酒場で飲み明かす無職の老人を確認している。

それなのに税金を払えないわけがないのだ。


「改めて言うぞ?あまりに酷いようならそれこそ刑務所だ。」

「ざけんな!俺が何をしたってんだ!」


青年は悪びれる様子もなくそう言い放った。

だがすでに公務執行妨害罪など余罪も含めいくつもの罪状が付いている。


「今回は帰るとするが一ヶ月後までに税金を払えないのなら、いいな?」


そう言ってリリーシェはセファーナとルイーズと共に引き上げていった。


帰り道でセファーナがリリーシェに訊く。


「あの人は前からあんな感じなのですか?」

「ああ、騎士の職務を妨害し挙句税金を滞納している、財務局も頭を抱えていると聞くな。」

「それは酷いな…。」


リリーシェも困った顔をして話を続ける。


「上もなぜか下町には甘くてな、本来ならとっくに追放されていてもおかしくはないんだ。
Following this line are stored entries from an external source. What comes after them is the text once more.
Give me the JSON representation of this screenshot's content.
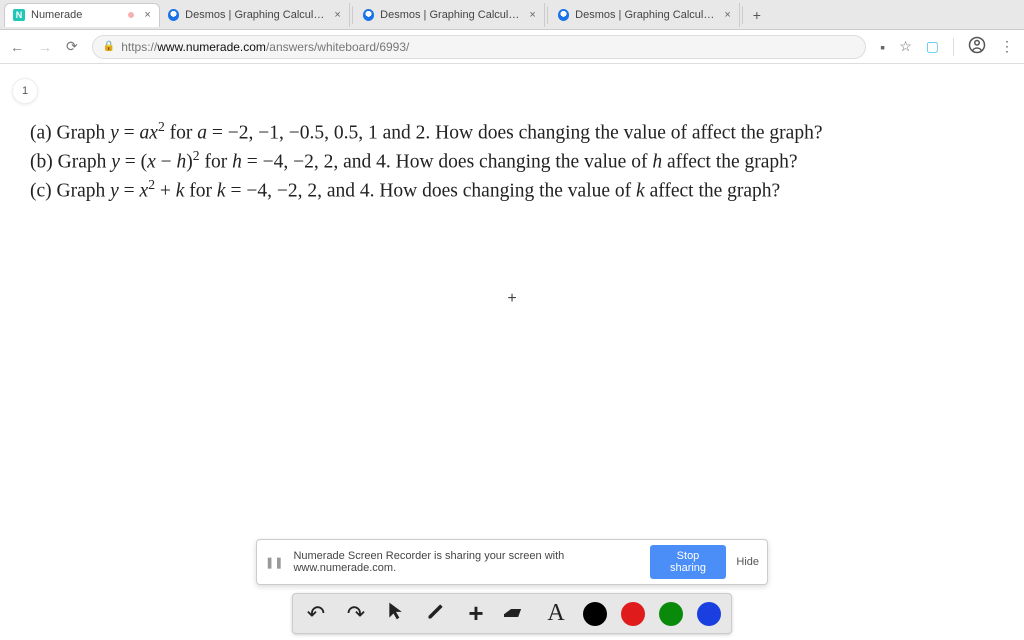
{
  "tabs": [
    {
      "title": "Numerade",
      "favicon": "numerade",
      "fav_letter": "N",
      "active": true
    },
    {
      "title": "Desmos | Graphing Calculator",
      "favicon": "desmos"
    },
    {
      "title": "Desmos | Graphing Calculator",
      "favicon": "desmos"
    },
    {
      "title": "Desmos | Graphing Calculator",
      "favicon": "desmos"
    }
  ],
  "address": {
    "scheme": "https://",
    "domain": "www.numerade.com",
    "path": "/answers/whiteboard/6993/"
  },
  "page_number": "1",
  "problem": {
    "a_pre": "(a) Graph ",
    "a_eq1a": "y",
    "a_eq1_op": " = ",
    "a_eq1b": "ax",
    "a_eq1_sup": "2",
    "a_mid": " for ",
    "a_var": "a",
    "a_vals": " = −2, −1, −0.5, 0.5, 1 and 2. How does changing the value of affect the graph?",
    "b_pre": "(b) Graph ",
    "b_eq1": "y",
    "b_op": " = (",
    "b_eq2": "x",
    "b_mid1": " − ",
    "b_eq3": "h",
    "b_close": ")",
    "b_sup": "2",
    "b_for": " for ",
    "b_var": "h",
    "b_vals": " = −4, −2, 2, and 4. How does changing the value of ",
    "b_var2": "h",
    "b_tail": " affect the graph?",
    "c_pre": "(c) Graph ",
    "c_eq1": "y",
    "c_op": " = ",
    "c_eq2": "x",
    "c_sup": "2",
    "c_mid": " + ",
    "c_eq3": "k",
    "c_for": " for ",
    "c_var": "k",
    "c_vals": " = −4, −2, 2, and 4. How does changing the value of ",
    "c_var2": "k",
    "c_tail": " affect the graph?"
  },
  "share": {
    "text": "Numerade Screen Recorder is sharing your screen with www.numerade.com.",
    "stop": "Stop sharing",
    "hide": "Hide"
  },
  "colors": {
    "black": "#000000",
    "red": "#e01b1b",
    "green": "#0a8a0a",
    "blue": "#1a3fe0"
  }
}
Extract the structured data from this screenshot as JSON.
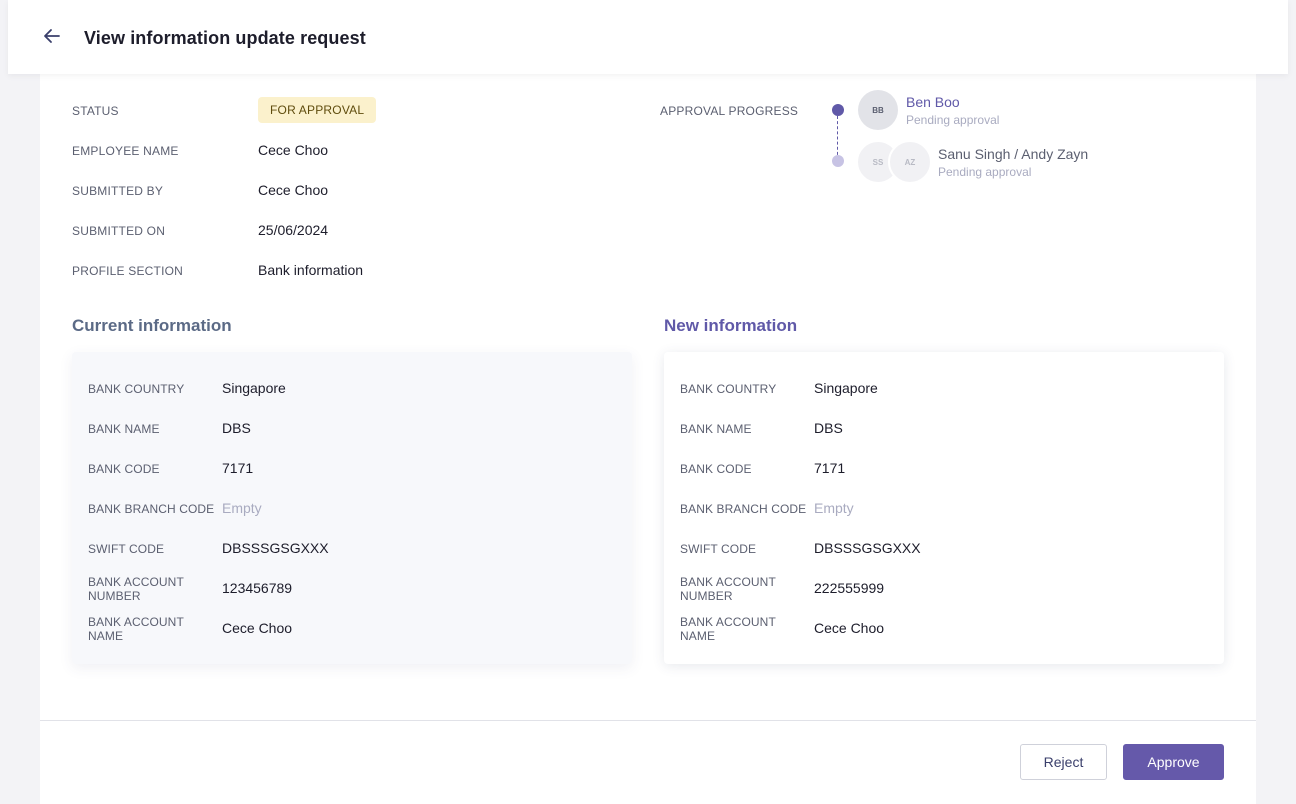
{
  "header": {
    "title": "View information update request",
    "back_icon": "arrow-left-icon"
  },
  "details": {
    "status_label": "STATUS",
    "status_value": "FOR APPROVAL",
    "employee_name_label": "EMPLOYEE NAME",
    "employee_name_value": "Cece Choo",
    "submitted_by_label": "SUBMITTED BY",
    "submitted_by_value": "Cece Choo",
    "submitted_on_label": "SUBMITTED ON",
    "submitted_on_value": "25/06/2024",
    "profile_section_label": "PROFILE SECTION",
    "profile_section_value": "Bank information"
  },
  "approval": {
    "label": "APPROVAL PROGRESS",
    "steps": [
      {
        "initials": [
          "BB"
        ],
        "name": "Ben Boo",
        "status": "Pending approval",
        "active": true
      },
      {
        "initials": [
          "SS",
          "AZ"
        ],
        "name": "Sanu Singh / Andy Zayn",
        "status": "Pending approval",
        "active": false
      }
    ]
  },
  "current": {
    "title": "Current information",
    "rows": [
      {
        "label": "BANK COUNTRY",
        "value": "Singapore"
      },
      {
        "label": "BANK NAME",
        "value": "DBS"
      },
      {
        "label": "BANK CODE",
        "value": "7171"
      },
      {
        "label": "BANK BRANCH CODE",
        "value": "Empty"
      },
      {
        "label": "SWIFT CODE",
        "value": "DBSSSGSGXXX"
      },
      {
        "label": "BANK ACCOUNT NUMBER",
        "value": "123456789"
      },
      {
        "label": "BANK ACCOUNT NAME",
        "value": "Cece Choo"
      }
    ]
  },
  "new": {
    "title": "New information",
    "rows": [
      {
        "label": "BANK COUNTRY",
        "value": "Singapore"
      },
      {
        "label": "BANK NAME",
        "value": "DBS"
      },
      {
        "label": "BANK CODE",
        "value": "7171"
      },
      {
        "label": "BANK BRANCH CODE",
        "value": "Empty"
      },
      {
        "label": "SWIFT CODE",
        "value": "DBSSSGSGXXX"
      },
      {
        "label": "BANK ACCOUNT NUMBER",
        "value": "222555999"
      },
      {
        "label": "BANK ACCOUNT NAME",
        "value": "Cece Choo"
      }
    ]
  },
  "actions": {
    "reject_label": "Reject",
    "approve_label": "Approve"
  },
  "colors": {
    "accent": "#6559aa",
    "current_title": "#5b6a86",
    "new_title": "#6059a8",
    "badge_bg": "#fbf1cc"
  }
}
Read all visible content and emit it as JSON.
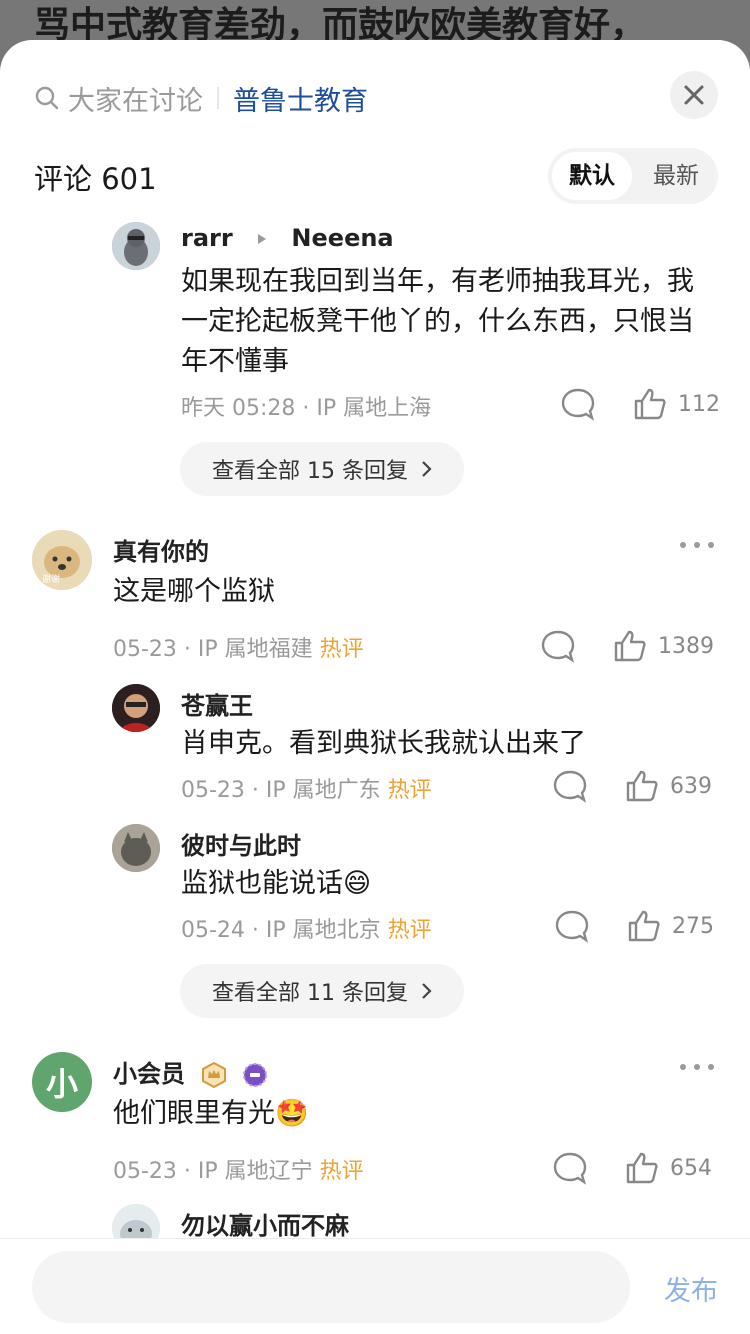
{
  "background_title": "骂中式教育差劲，而鼓吹欧美教育好，",
  "search": {
    "placeholder": "大家在讨论",
    "topic": "普鲁士教育"
  },
  "comments_header": {
    "label": "评论",
    "count": "601"
  },
  "sort": {
    "default": "默认",
    "latest": "最新"
  },
  "reply_rarr": {
    "user": "rarr",
    "reply_to": "Neeena",
    "text": "如果现在我回到当年，有老师抽我耳光，我一定抡起板凳干他丫的，什么东西，只恨当年不懂事",
    "time": "昨天 05:28",
    "location": "IP 属地上海",
    "likes": "112"
  },
  "view_all_1": "查看全部 15 条回复",
  "comment_2": {
    "user": "真有你的",
    "text": "这是哪个监狱",
    "time": "05-23",
    "location": "IP 属地福建",
    "hot": "热评",
    "likes": "1389",
    "avatar_text": "谢谢"
  },
  "reply_cang": {
    "user": "苍赢王",
    "text": "肖申克。看到典狱长我就认出来了",
    "time": "05-23",
    "location": "IP 属地广东",
    "hot": "热评",
    "likes": "639"
  },
  "reply_bishi": {
    "user": "彼时与此时",
    "text": "监狱也能说话😄",
    "time": "05-24",
    "location": "IP 属地北京",
    "hot": "热评",
    "likes": "275"
  },
  "view_all_2": "查看全部 11 条回复",
  "comment_3": {
    "user": "小会员",
    "text": "他们眼里有光🤩",
    "time": "05-23",
    "location": "IP 属地辽宁",
    "hot": "热评",
    "likes": "654",
    "avatar_text": "小"
  },
  "reply_partial": {
    "user": "勿以赢小而不麻"
  },
  "bottom": {
    "publish": "发布"
  },
  "colors": {
    "hot": "#f0a232",
    "topic": "#1d4e9e",
    "publish": "#8fb2e6"
  }
}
」

「それなのになぜ…。」

「変な話だな。」


とりあえず話を聞きつつ軍舎に戻る。


戻ってきた後報告を済ませる。

そのあとは訓練を行い日が暮れていった。


寮に戻ったあとその事をゼノンとアーベルにも話していた。


「そんな事が…。」

「変な話ですよね、本当に。」

「何か裏でもあるのかもしれません、少し探るべきかと。」


そうしてセファーナは上官にも内緒で下町を探る事にした。

セファーナは幼い頃から法政を学んでいるためその方面には詳しいのだ。

この国の法を知っておけば彼もきちんと法によって裁ける、そう信じていた。


その日の夜はとりあえず眠りに就き明日こっそりと調べる事に。

だがこれがセファーナの心に影を落とす事になるとは今はまだ知らなかった…。